What is the difference between 90° clockwise and 270°?
They rotate in opposite directions. 90° clockwise moves the top of the page to the right side. 270° clockwise (which equals 90° counter-clockwise) moves the top of the page to the left side. If your scan is sideways with the text reading bottom-to-top from the left edge, you want 270°. If text reads top-to-bottom from the right edge, you want 90°. There is no penalty for guessing wrong — undo and try the other one.
Can I rotate just one page instead of the whole document?
Not in the current version. The tool applies the same rotation angle to every page. Per-page rotation with thumbnail previews is on the roadmap. As a workaround today, use Split PDF to extract the page that needs rotating, run it through Rotate PDF, then use PDF Merger to put the rotated page back into the original document.
Will this re-encode the PDF or hurt quality?
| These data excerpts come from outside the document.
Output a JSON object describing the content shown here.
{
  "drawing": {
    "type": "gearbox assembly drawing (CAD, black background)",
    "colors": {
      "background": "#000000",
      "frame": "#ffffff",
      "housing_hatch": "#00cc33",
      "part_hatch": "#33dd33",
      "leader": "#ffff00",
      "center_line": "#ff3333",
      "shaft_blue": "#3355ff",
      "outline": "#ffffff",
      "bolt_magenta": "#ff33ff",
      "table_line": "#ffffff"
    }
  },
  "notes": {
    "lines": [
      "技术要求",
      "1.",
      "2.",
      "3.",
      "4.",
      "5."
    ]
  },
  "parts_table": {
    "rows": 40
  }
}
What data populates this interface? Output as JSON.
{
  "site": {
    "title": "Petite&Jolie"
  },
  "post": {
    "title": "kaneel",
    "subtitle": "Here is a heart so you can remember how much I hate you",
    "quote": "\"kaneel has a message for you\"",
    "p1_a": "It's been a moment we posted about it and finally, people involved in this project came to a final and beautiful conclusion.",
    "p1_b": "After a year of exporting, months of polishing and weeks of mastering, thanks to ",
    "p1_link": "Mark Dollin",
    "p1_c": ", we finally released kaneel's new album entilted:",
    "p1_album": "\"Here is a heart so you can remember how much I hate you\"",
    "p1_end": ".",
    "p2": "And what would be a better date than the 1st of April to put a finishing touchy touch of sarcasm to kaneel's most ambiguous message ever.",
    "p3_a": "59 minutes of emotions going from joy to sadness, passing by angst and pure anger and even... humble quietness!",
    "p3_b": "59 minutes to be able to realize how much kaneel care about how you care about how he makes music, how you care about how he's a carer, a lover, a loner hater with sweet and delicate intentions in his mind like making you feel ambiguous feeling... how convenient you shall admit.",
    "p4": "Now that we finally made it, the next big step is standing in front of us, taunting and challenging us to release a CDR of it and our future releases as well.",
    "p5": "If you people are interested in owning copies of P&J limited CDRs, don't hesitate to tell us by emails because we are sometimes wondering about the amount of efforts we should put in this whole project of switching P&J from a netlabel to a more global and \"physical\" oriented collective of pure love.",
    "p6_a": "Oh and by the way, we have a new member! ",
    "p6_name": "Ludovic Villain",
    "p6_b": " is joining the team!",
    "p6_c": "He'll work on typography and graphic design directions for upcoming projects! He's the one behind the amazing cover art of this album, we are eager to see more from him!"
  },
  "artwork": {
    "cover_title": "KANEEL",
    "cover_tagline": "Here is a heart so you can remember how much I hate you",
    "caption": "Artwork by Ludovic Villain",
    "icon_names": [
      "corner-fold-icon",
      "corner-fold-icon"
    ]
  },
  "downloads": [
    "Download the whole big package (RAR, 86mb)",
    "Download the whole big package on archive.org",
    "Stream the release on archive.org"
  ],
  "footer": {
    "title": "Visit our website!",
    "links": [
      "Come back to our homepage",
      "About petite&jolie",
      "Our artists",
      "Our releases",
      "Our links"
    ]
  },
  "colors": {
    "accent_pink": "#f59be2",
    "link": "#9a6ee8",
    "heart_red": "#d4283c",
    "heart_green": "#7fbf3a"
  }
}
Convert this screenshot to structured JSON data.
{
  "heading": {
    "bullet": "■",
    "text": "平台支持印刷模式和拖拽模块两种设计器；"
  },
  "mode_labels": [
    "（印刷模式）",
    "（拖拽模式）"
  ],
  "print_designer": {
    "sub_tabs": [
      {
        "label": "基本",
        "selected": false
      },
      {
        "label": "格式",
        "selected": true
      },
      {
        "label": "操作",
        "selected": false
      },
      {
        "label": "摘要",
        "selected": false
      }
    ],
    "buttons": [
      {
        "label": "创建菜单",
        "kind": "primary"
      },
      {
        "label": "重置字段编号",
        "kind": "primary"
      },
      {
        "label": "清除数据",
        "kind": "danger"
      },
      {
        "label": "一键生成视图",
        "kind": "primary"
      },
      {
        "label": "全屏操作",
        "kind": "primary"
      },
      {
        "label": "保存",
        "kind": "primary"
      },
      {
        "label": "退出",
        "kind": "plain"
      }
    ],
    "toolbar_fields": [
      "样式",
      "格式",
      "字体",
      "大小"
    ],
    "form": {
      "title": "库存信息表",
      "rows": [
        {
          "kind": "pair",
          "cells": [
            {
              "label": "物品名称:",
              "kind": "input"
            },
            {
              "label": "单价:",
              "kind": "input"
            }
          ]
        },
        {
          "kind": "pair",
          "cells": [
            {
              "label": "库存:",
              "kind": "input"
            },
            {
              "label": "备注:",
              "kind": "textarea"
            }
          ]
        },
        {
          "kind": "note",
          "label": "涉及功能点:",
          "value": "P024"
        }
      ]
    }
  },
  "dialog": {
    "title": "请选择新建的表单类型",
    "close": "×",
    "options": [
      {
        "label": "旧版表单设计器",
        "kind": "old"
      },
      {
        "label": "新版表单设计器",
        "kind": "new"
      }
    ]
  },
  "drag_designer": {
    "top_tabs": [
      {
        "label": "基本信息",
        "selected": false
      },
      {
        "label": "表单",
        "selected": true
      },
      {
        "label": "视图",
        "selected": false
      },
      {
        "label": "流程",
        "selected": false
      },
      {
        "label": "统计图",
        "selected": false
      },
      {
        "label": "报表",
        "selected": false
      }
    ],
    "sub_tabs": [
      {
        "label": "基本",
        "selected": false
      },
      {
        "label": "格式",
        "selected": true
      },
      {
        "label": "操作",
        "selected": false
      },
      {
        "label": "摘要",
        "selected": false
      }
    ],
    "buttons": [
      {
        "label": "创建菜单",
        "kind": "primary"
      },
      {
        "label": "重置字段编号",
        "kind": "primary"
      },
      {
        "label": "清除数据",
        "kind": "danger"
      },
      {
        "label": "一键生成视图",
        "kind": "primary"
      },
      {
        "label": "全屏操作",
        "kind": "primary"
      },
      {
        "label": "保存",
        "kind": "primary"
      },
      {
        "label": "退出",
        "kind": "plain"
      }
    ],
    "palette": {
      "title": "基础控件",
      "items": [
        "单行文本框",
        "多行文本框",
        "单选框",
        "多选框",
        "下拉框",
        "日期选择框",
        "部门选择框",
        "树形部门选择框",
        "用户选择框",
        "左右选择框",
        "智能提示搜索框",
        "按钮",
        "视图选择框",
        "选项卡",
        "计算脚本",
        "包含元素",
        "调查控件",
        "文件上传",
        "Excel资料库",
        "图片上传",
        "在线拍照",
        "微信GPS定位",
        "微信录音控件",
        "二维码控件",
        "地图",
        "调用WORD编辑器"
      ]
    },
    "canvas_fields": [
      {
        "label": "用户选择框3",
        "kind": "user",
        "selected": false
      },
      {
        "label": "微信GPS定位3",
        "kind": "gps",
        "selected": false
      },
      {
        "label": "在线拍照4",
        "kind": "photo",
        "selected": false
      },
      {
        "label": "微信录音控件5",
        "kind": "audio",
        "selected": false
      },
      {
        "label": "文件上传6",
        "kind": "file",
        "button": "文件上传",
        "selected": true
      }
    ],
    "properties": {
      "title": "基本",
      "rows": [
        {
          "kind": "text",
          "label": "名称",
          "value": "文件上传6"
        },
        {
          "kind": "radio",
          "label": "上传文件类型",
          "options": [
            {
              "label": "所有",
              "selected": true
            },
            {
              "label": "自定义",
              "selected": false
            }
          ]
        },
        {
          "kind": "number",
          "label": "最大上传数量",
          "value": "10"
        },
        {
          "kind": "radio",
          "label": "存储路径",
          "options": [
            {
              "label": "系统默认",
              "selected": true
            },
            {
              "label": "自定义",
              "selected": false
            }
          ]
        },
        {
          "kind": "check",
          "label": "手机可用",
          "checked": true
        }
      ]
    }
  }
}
No. PDF rotation is a metadata change — the underlying page content (text, images, vectors) is completely untouched. pdf-lib just updates each page's rotation property. The output file is essentially the same size as the input, and there is no quality loss whatsoever. The rotation is honored by every standards-compliant PDF reader.
My PDF was already rotated 90°. What happens if I rotate it 90° again?
The tool uses setRotation, which replaces the existing rotation rather than adding to it. A page that was already at 90° and is then rotated 90° again is still at 90°, not at 180°. If you want to stack rotations, the simplest path is to rotate once, save the file, re-open the saved file in the tool, and rotate again.
What is the maximum file size?
100 MB per PDF. The tool reads the file into your browser's memory to apply the rotation, so very large PDFs can hit memory limits on phones or older laptops. For multi-hundred-MB PDFs, work on a desktop or split the document into chunks first using Split PDF.
Does it preserve bookmarks, links, and form fields?
Yes. Rotation in pdf-lib only updates each page's rotation metadata — bookmarks, hyperlinks, annotations, form fields, and outlines all pass through untouched. Form field values stay filled in. Signatures (both drawn-image and digital) remain valid because the underlying content is unchanged.
What about password-protected PDFs?
Encrypted PDFs will not open — pdf-lib refuses to load them because there is no decryption key. Remove the password first using a desktop PDF reader's "save as unprotected copy" feature, then run Rotate PDF on the resulting file.